La piel del otro

Nos obsesionamos con nuestra visión de cómo-deberían-ser las cosas, las personas, el mundo. Y en el arrebato nos privamos de enterarnos de cómo-son las cosas, las personas, el mundo en realidad. Le ponemos tanta emoción y tan poco análisis a lo que observamos, que en el trance creemos que la objetividad es eso que vemos en nuestro espejo o que está en nuestra cabeza.

La mayoría considera que algo es malo cuando es malo para ella o para los suyos o con quienes empatiza. Y a la inversa: es malo en general cuando algo es malo para quien opina y para los suyos. Y el bien mayor se queda arrinconado como un tipo que se pone a pensar en el fragor del rebaño.

Te propongo algo: mira a tu entorno, a tu ciudad -yo vivo en Móstoles-, mira a la política local, la autonómica, la nacional. Y pregúntate: “¿Y si el equivocado soy yo?”. Por lo menos harás el ejercicio de buscar un sentido a lo que con nuestra objetividad tan subjetiva no lo tiene. Incorpóralo como rutina. Pensarás distinto. Pensarás mejor.

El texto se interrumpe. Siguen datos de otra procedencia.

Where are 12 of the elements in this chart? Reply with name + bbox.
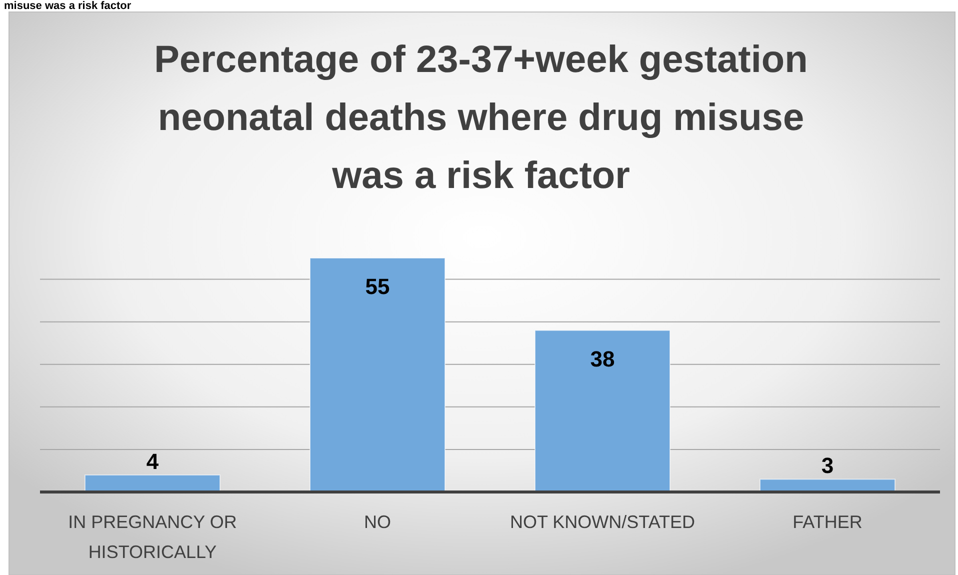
bar — [310, 258, 446, 492]
x-tick-label: IN PREGNANCY OR HISTORICALLY — [68, 512, 237, 562]
x-tick-label: NO — [364, 512, 391, 532]
data-label: 4 — [146, 448, 160, 474]
x-tick-label: FATHER — [792, 512, 862, 532]
bar — [534, 330, 670, 492]
text: misuse was a risk factor — [4, 0, 132, 12]
data-label: 55 — [365, 274, 390, 299]
data-label: 38 — [590, 346, 615, 372]
data-label: 3 — [821, 453, 834, 478]
chart-title: Percentage of 23-37+week gestation neonatal deaths where drug misuse was a risk factor — [154, 39, 808, 197]
x-tick-label: NOT KNOWN/STATED — [510, 512, 696, 532]
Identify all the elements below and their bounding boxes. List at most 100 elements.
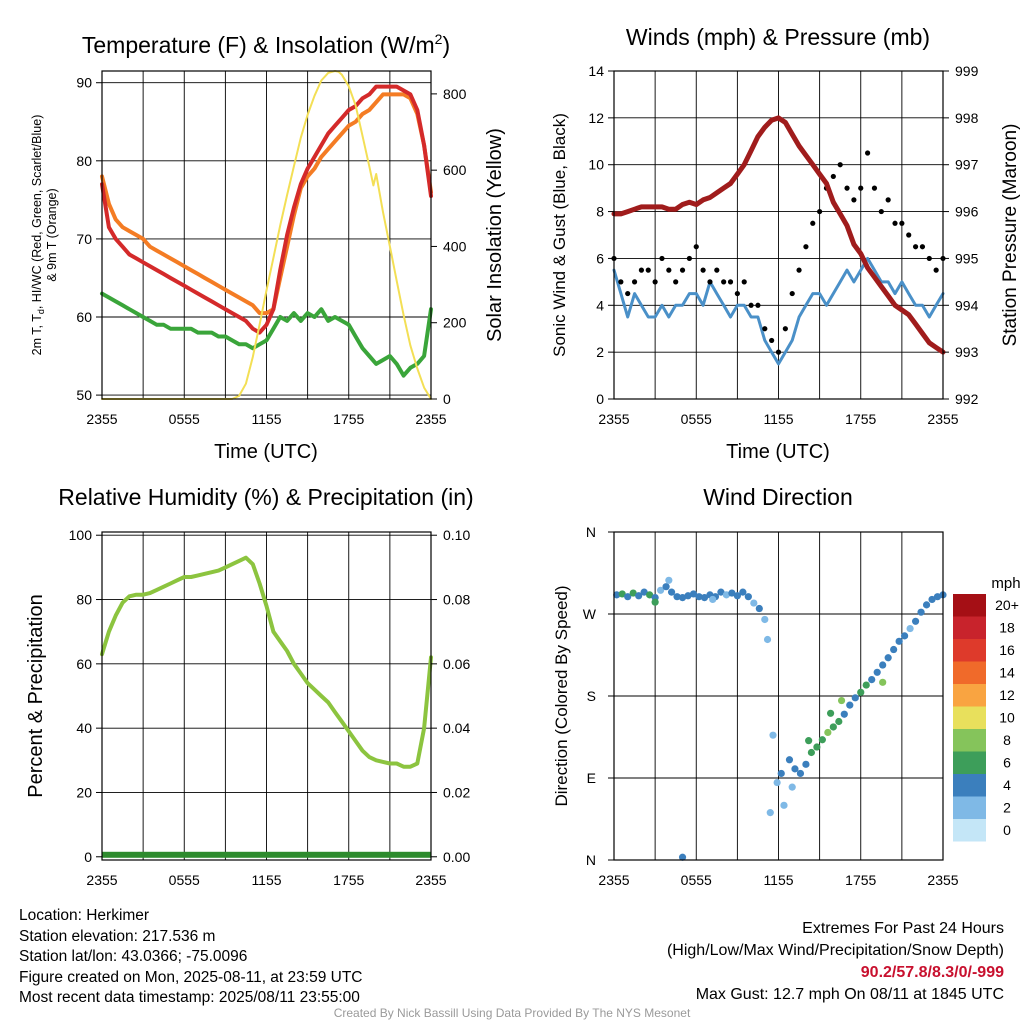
direction-point <box>763 635 772 644</box>
humidity-ytick-right-label: 0.00 <box>443 849 470 865</box>
winds-ylabel-left: Sonic Wind & Gust (Blue, Black) <box>550 113 569 357</box>
winds-xtick-label: 1755 <box>845 411 876 427</box>
extremes-subtitle: (High/Low/Max Wind/Precipitation/Snow De… <box>666 942 1004 959</box>
temperature-ytick-right-label: 400 <box>443 238 467 254</box>
credit-text: Created By Nick Bassill Using Data Provi… <box>333 1006 691 1020</box>
direction-point <box>613 591 621 599</box>
direction-point <box>624 593 632 601</box>
humidity-ytick-label: 80 <box>76 592 92 608</box>
winds-ylabel-right: Station Pressure (Maroon) <box>1000 124 1021 347</box>
gust-point <box>700 267 706 273</box>
legend-title: mph <box>991 575 1020 592</box>
direction-point <box>678 853 687 861</box>
direction-point <box>933 593 942 601</box>
gust-point <box>810 220 816 226</box>
gust-point <box>885 197 891 203</box>
winds-ytick-right-label: 996 <box>955 204 979 220</box>
temperature-plot-frame <box>101 70 432 400</box>
winds-ytick-label: 12 <box>588 110 604 126</box>
direction-point <box>761 615 769 624</box>
gust-point <box>707 279 713 285</box>
direction-point <box>805 737 813 745</box>
direction-point <box>906 624 914 633</box>
winds-plot-frame <box>613 70 944 400</box>
winds-xtick-label: 1155 <box>763 411 793 427</box>
winds-ytick-right-label: 994 <box>955 297 979 313</box>
winds-ytick-label: 6 <box>596 250 604 266</box>
direction-panel: Wind Direction 2355 0555 1155 1755 2355NWSEN… <box>552 484 1021 888</box>
direction-point <box>879 661 887 669</box>
direction-point <box>678 594 687 602</box>
legend-label: 16 <box>999 642 1015 658</box>
direction-xtick-label: 1155 <box>763 872 793 888</box>
legend-label: 8 <box>1003 732 1011 748</box>
gust-point <box>871 185 878 191</box>
humidity-title: Relative Humidity (%) & Precipitation (i… <box>58 484 473 510</box>
direction-point <box>667 588 676 596</box>
recent-data-text: Most recent data timestamp: 2025/08/11 2… <box>19 989 360 1006</box>
gust-point <box>734 290 740 297</box>
humidity-ytick-right-label: 0.06 <box>443 656 470 672</box>
direction-point <box>651 598 659 606</box>
temperature-xtick-label: 2355 <box>415 411 446 427</box>
direction-point <box>755 604 763 613</box>
winds-title: Winds (mph) & Pressure (mb) <box>626 24 930 50</box>
humidity-ytick-label: 100 <box>69 527 93 543</box>
direction-point <box>922 601 931 609</box>
legend-swatch <box>953 774 986 797</box>
extremes-info: Extremes For Past 24 Hours (High/Low/Max… <box>667 918 1004 1006</box>
direction-point <box>857 688 865 696</box>
direction-point <box>928 595 936 604</box>
direction-xtick-label: 1755 <box>845 872 876 888</box>
humidity-xtick-label: 1755 <box>333 872 364 888</box>
temperature-xtick-label: 1155 <box>251 411 281 427</box>
gust-point <box>830 173 836 180</box>
wind-speed-line <box>612 256 945 366</box>
winds-ytick-right-label: 997 <box>955 157 979 173</box>
gust-point <box>933 267 939 273</box>
temperature-ytick-label: 60 <box>76 309 92 325</box>
direction-point <box>802 760 810 768</box>
gust-point <box>638 267 645 273</box>
direction-xtick-label: 0555 <box>681 872 712 888</box>
direction-ytick-label: N <box>586 852 596 868</box>
direction-point <box>826 709 835 717</box>
direction-point <box>788 783 796 791</box>
gust-point <box>878 208 884 215</box>
direction-point <box>662 583 670 591</box>
legend-label: 12 <box>999 687 1015 703</box>
legend-swatch <box>953 661 986 684</box>
direction-point <box>665 576 673 584</box>
direction-ytick-label: E <box>587 770 596 786</box>
legend-label: 0 <box>1003 822 1011 838</box>
gust-point <box>769 337 775 344</box>
winds-ytick-right-label: 998 <box>955 110 979 126</box>
legend-swatch <box>953 639 986 662</box>
humidity-xtick-label: 2355 <box>86 872 117 888</box>
direction-point <box>901 632 909 640</box>
direction-point <box>709 595 717 604</box>
direction-point <box>766 809 774 817</box>
temperature-xtick-label: 1755 <box>333 411 364 427</box>
direction-point <box>695 593 703 601</box>
gust-point <box>796 267 802 273</box>
direction-point <box>818 736 826 744</box>
temperature-ylabel-right: Solar Insolation (Yellow) <box>484 128 506 342</box>
humidity-ytick-label: 0 <box>84 849 92 865</box>
direction-point <box>640 588 648 596</box>
gust-point <box>865 150 871 156</box>
legend-label: 4 <box>1003 777 1011 793</box>
gust-point <box>721 279 727 285</box>
legend-label: 6 <box>1003 755 1011 771</box>
winds-xlabel: Time (UTC) <box>726 441 830 463</box>
temperature-ylabel-left: 2m T, Td, HI/WC (Red, Green, Scarlet/Blu… <box>30 115 46 356</box>
gust-point <box>912 244 919 250</box>
direction-point <box>785 756 794 764</box>
direction-ytick-label: N <box>586 524 596 540</box>
temperature-ytick-label: 90 <box>76 75 92 91</box>
winds-ytick-label: 2 <box>596 344 604 360</box>
direction-point <box>728 589 736 597</box>
humidity-line <box>100 555 433 769</box>
humidity-ytick-label: 60 <box>76 656 92 672</box>
gust-point <box>858 185 864 191</box>
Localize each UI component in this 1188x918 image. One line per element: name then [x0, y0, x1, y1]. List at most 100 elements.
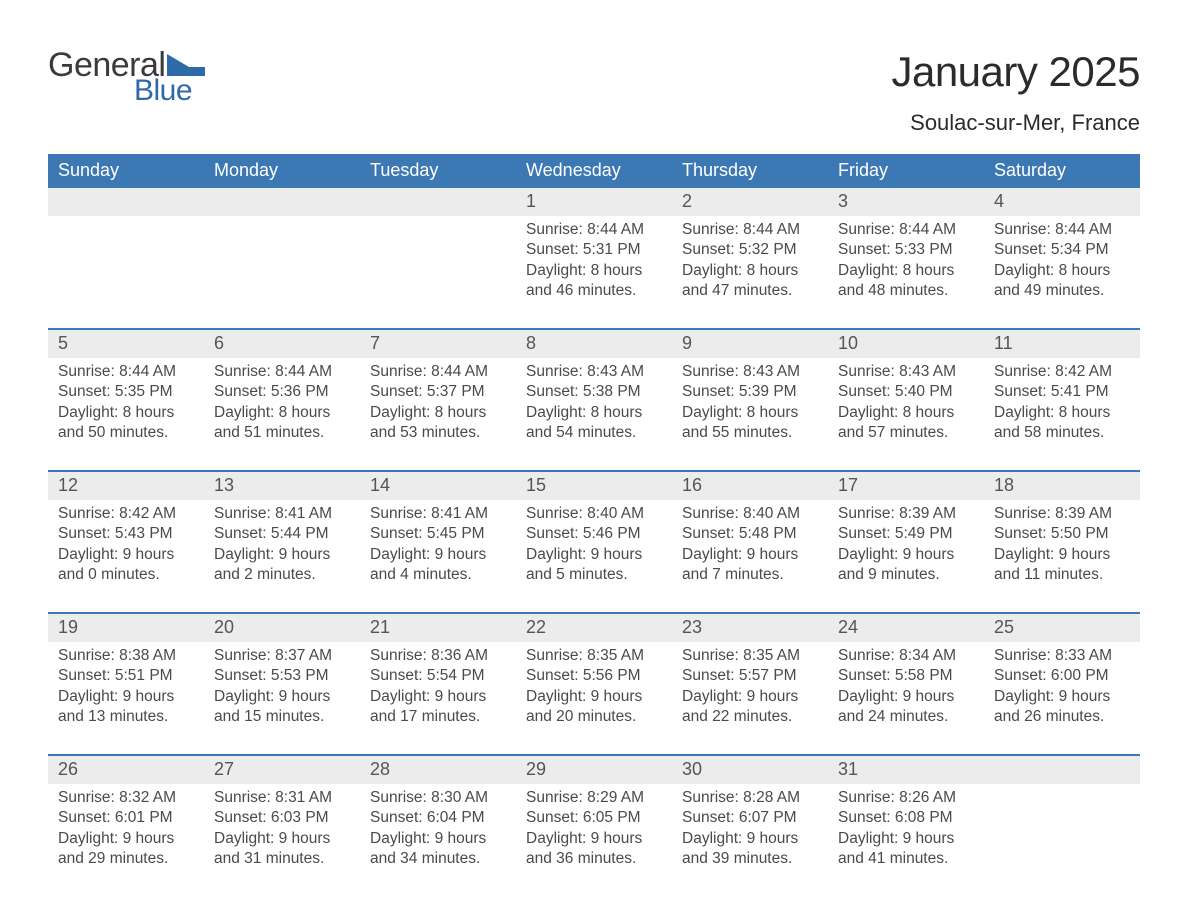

Ray Dalio, mejor pensador aun que inversor, dice que con ese método de ver la cosas ha cambiado su forma de pensar sobre:

—Lo bueno y lo malo.
—Su propósito en la vida.
—Qué debe hacer cuando se enfrenta a decisiones cruciales.

Afecta sobre todo a las convicciones: una religión da por buenas sus creencias y por tanto como erróneas las ajenas, hasta el extremo de matar por ello. Para eliminarlas. Pasa en la política, pasa en lo moral…

Decimos bueno o malo según afecta al individuo y nos olvidamos del bien general. Pues empecemos a recordarlo. A partir de ahora, una pregunta basta: ¿Y si el equivocado soy yo?